Verizon Communications Inc. on Wednesday told a federal lawmaker it has no plans to enter into agreements to give certain content providers faster speeds over the Internet.
Consumer advocacy groups have pressed the Federal Communications Commission to impose Net neutrality regulations that would prevent Internet service providers from creating slow and fast lanes on the Web. Verizon and its peers maintain the concerns over so-called paid prioritization are hypothetical and don’t warrant the imposition of monopoly-era regulations that would burden the industry.

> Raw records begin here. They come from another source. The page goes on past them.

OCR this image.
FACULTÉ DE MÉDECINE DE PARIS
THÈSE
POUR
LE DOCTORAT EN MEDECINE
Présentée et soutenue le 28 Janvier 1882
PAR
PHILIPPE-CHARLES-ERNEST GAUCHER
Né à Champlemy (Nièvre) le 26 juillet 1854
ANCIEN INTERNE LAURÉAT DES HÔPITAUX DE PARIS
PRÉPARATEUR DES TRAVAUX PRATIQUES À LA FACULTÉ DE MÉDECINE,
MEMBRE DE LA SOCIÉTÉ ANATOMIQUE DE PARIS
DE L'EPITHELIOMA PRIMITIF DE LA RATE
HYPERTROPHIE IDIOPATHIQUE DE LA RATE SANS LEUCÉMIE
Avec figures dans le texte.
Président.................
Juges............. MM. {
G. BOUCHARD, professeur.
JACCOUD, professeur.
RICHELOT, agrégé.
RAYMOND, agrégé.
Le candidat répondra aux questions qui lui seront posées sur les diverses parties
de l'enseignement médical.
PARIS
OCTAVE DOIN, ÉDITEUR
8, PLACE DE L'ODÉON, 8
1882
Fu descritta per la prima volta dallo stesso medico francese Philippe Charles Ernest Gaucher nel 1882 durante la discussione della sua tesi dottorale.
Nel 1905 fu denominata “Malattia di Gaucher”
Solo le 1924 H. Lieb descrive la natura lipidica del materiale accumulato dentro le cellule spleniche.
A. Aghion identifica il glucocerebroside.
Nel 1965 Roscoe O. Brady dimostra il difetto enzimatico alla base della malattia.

“In the current Net neutrality debate, those favoring the replacement of traditional light-touch regulation with unprecedented utility-style regulation have fixated on the phantasm of ‘paid prioritization.’ Yet no major broadband provider has ever implemented paid prioritization, most have disavowed any interest in doing so, and no one has even offered a clear business case for paid prioritization,” Verizon Executive Vice President Randal Milch said in a letter to Senate Judiciary Chairman Patrick Leahy, a Democrat from Vermont. “As we have said before, and affirm again here, Verizon has no plans to engage in paid prioritization of Internet traffic.”
Milch said the FCC has authority under the Telecommunications Act of 1996 to bar forms of paid prioritization that the agency finds are likely to harm consumers and competition.

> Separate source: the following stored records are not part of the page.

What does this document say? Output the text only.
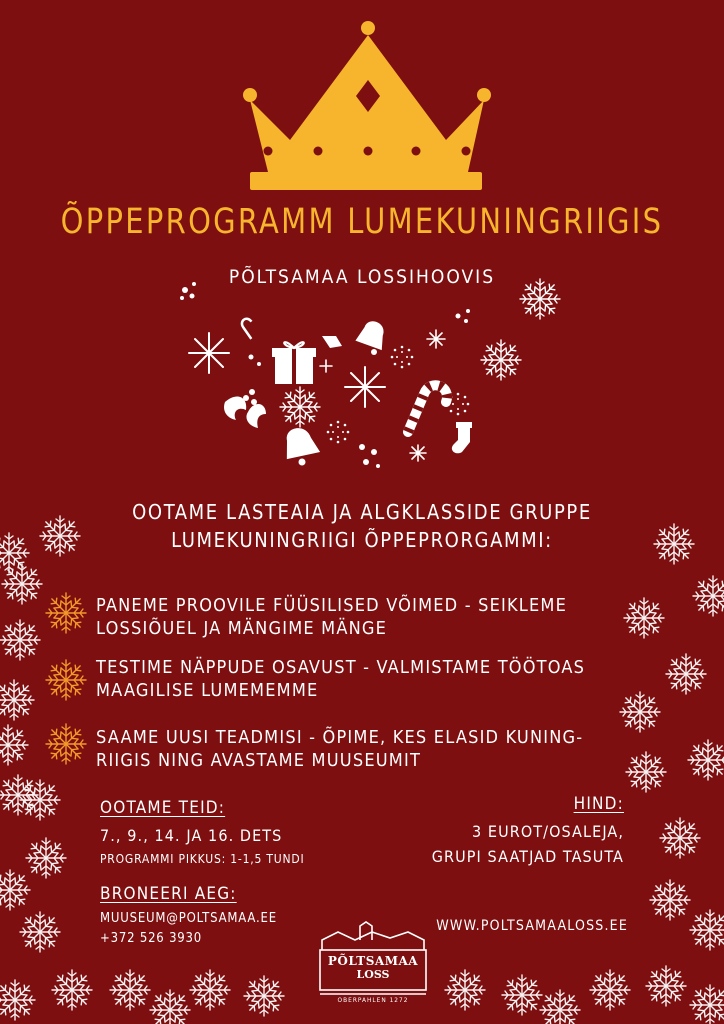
ÕPPEPROGRAMM LUMEKUNINGRIIGIS
PÕLTSAMAA LOSSIHOOVIS
OOTAME LASTEAIA JA ALGKLASSIDE GRUPPE
LUMEKUNINGRIIGI ÕPPEPRORGAMMI:
PANEME PROOVILE FÜÜSILISED VÕIMED - SEIKLEME
LOSSIÕUEL JA MÄNGIME MÄNGE
TESTIME NÄPPUDE OSAVUST - VALMISTAME TÖÖTOAS
MAAGILISE LUMEMEMME
SAAME UUSI TEADMISI - ÕPIME, KES ELASID KUNING-
RIIGIS NING AVASTAME MUUSEUMIT
OOTAME TEID:
7., 9., 14. JA 16. DETS
PROGRAMMI PIKKUS: 1-1,5 TUNDI
HIND:
3 EUROT/OSALEJA,
GRUPI SAATJAD TASUTA
BRONEERI AEG:
MUUSEUM@POLTSAMAA.EE
+372 526 3930
WWW.POLTSAMAALOSS.EE
PÕLTSAMAA
LOSS
OBERPAHLEN 1272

The FCC is working on crafting Net neutrality regulations to preserve the openness of the Internet in a proceeding that has yielded an astonishing 3.9 million comments. Two other attempts to regulate the Internet have been struck down by a federal appeals court in Washington.
In letters sent this month to four Internet service providers including AT&T and Verizon, Leahy expressed concerns over the prospect of paid prioritization agreements and asked for commitments that companies would not enter into such agreements.
“Allowing the Internet to become a two-tiered system of ‘haves’ and ‘have-nots,’ controlled by a small number of corporate gatekeepers, would destroy everything that has made it one of the greatest innovations in human history,” Leahy wrote. “We need meaningful pledges from our Nation’s broadband providers that they share the American public’s commitment to an Internet that remains open and equally accessible to all.”